Womit den Honig umrühren?

  • Hallo beisammen!


    Will mich erst mal kurz vorstellen: Ich heiße Daniela und bin 21 Jahre alt.
    Meine Eltern haben's nicht so mit dem Internet, darum nehme ich das hier mal in die Hand...:wink:
    Seit diesem Jahr hat mein Stiefpapa zwei Bienenvölker, und wir haben auch schon ziemlich viel Honig bekommen (jedenfalls mehr als wir Laien uns vorgestellt haben :lol: ).

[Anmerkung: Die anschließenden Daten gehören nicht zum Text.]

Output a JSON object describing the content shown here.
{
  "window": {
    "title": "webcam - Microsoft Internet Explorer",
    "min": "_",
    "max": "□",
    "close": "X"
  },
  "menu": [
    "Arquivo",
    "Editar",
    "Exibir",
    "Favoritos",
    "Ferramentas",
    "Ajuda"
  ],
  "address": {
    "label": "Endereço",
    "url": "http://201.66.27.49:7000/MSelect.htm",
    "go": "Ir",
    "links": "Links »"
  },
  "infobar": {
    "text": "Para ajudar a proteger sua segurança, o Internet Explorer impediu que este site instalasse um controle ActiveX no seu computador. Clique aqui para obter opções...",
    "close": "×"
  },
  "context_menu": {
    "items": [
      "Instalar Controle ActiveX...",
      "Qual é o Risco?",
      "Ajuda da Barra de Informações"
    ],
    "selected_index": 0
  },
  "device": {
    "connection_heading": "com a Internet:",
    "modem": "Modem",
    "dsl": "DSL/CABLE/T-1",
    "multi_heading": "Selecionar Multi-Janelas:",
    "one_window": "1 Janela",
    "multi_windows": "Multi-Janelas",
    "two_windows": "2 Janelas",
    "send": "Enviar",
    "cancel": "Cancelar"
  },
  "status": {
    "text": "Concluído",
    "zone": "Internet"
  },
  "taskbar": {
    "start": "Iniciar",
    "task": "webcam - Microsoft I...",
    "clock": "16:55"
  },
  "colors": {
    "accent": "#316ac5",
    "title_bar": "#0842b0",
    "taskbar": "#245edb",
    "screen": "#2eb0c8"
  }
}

    Nun muss man den Honig ja regelmäßig umrühren, damit er nicht hart wird, sondern cremig bleibt. Womit macht man das normalerweise?
    Wir dachten zuerst, das geht mit dem Handrührgerät, aber das Ding hat fast den Geist aufgegeben.
    Jetzt hatten wir die Idee, solch einen Mörtelrührer zu kaufen, den man in die Bohrmaschine einspannt.
    Meint Ihr das würde gehen? Und schadet es dem Honig, wenn das Teil verzinkt ist?


    Danke schon mal...
    Gruß Dani

  • Dr. Horn von der Uni Hohenheim empfiehlt in seinen Kursen den Honigstampfer "Auf und Ab". Ich hab das Gerät selber vor kurzem bei ebay für ein Appel und ein Ei neu ersteigert, aber noch nicht ausprobiert. Du bekommst ihn z.B. auch bei www.werner-seip.de. Mit der Bohrmaschine wirst Du eventuell zu schnell rühren und es soll anstrengender sein als mit dem Honigstampfer.

  • Hallo Dani,


    früher wurde der dreikantige Buchenholzstab empfohlen. Habe ihn selbst nie probiert. Es geht ersatzweise auch ein (Holz)Quirl, eingespannt in eine langsam drehende Bohrmaschine. Wenn diese aber nicht sehr kräftig ist, geht sie mit der Zeit kaputt. Besser sind Mörtelrührer, also spezielle langsam drehende Maschinen mit ordentlichem Drehmoment.


    Anstatt Stab wird heutzutage eine Rührspirale verwendet. Sie muß so herum drehen, daß der Honig nach oben gezogen wird, sonst rührt man Luft unter. Material: Edelstahl.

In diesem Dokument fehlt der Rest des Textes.